MEAN OLD Washington is out to get granny again — or at least that’s the impression created by ad campaigns on TV and the Internet, in which seniors warn, in heart-rending terms, of impending “cuts” to the Medicare Advantage program. What’s really going on is pretty routine — though, as is often the case in Washington, routine is not quite the same thing as sensible.
Medicare Advantage is a $150-billion-a-year federal program that pays insurance companies to enroll elderly and disabled clients in managed-care plans — unlike traditional Medicare, which reimburses providers on a fee-for-service basis. About 17 million people participated in the program in 2015, 31 percent of those who were eligible for Medicare. Intended as a more efficient alternative, Medicare Advantage has always been controversial, plagued by various forms of system-gaming and perverse incentives. Democrats are especially critical of its per capita costs, which are higher than those of traditional Medicare. Yet it remains popular because many seniors prefer its all-in-one benefit packages to traditional Medicare’s fragmented “parts.” The Affordable Care Act squeezed Medicare Advantage’s federal funding — but enrollment, contrary to expectations, kept growing.

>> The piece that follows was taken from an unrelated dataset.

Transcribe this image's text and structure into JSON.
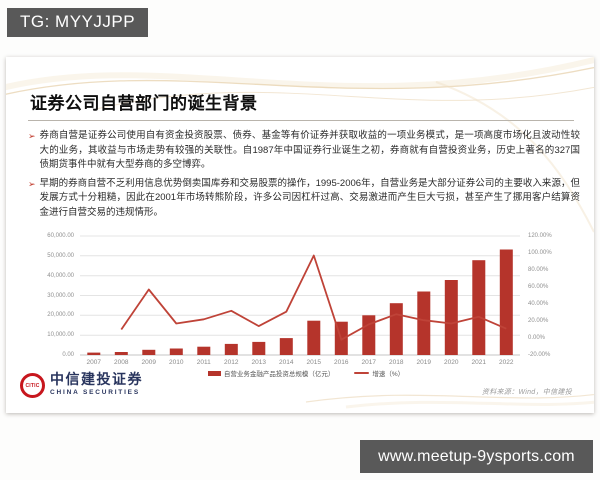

Each year at this time, the Department of Health and Human Services announces how much it will pay insurance companies for serving Medicare Advantage patients in the next year, and each year the insurance companies complain it’s not enough. To amplify their position, they support “citizens’ groups,” take to the airwaves and elicit letters of outrage from members of Congress, with the ultimate aim of influencing HHS’s final rule, due this year by April 4.
The hot issue this year is the arcane one of “risk adjustment.” Basically, HHS subsidizes these plans partly based on how many chronic conditions their clientele has; the sicker the population, the bigger the subsidy. This gives insurers an incentive to diagnose more conditions but not necessarily to treat them; in recent years, some companies have deliberately driven up the “risk profile” of their clients, increasing costs to taxpayers with debatable health benefits, if any, for patients. In 2014, the “risk scores” of Medicare Advantage patients rose 9 percent faster, on average, than in traditional Medicare for comparable beneficiaries, according to the Medicare Payment Advisory Commission, or MedPAC.
In February, HHS unveiled a new, and, it says, more accurate risk adjustment formula, and other tweaks, the total impact of which would be to increase Medicare Advantage funding by just under 1 percent. Health insurers dispute that, arguing that there would be an overall cut. Notably, HHS could have gone much further: Its proposal reflected only the minimum risk adjustment savings required by the Affordable Care Act, and it didn’t decide that patients’ risk scores cannot be raised unless they’re later confirmed in treatment settings, as some policy experts, including MedPAC, have recommended.
If the experience of recent years is any guide, the government will finally settle on a new funding figure that is somewhat more to the industry’s liking, and the kerfuffle will go away for another year. Taxpayers might wonder, however, whether this annual Beltway ritual is really the most efficient or transparent way to allocate billions of their dollars — or what would happen if we could put the same energy and resources behind a structural reform of Medicare and other entitlements.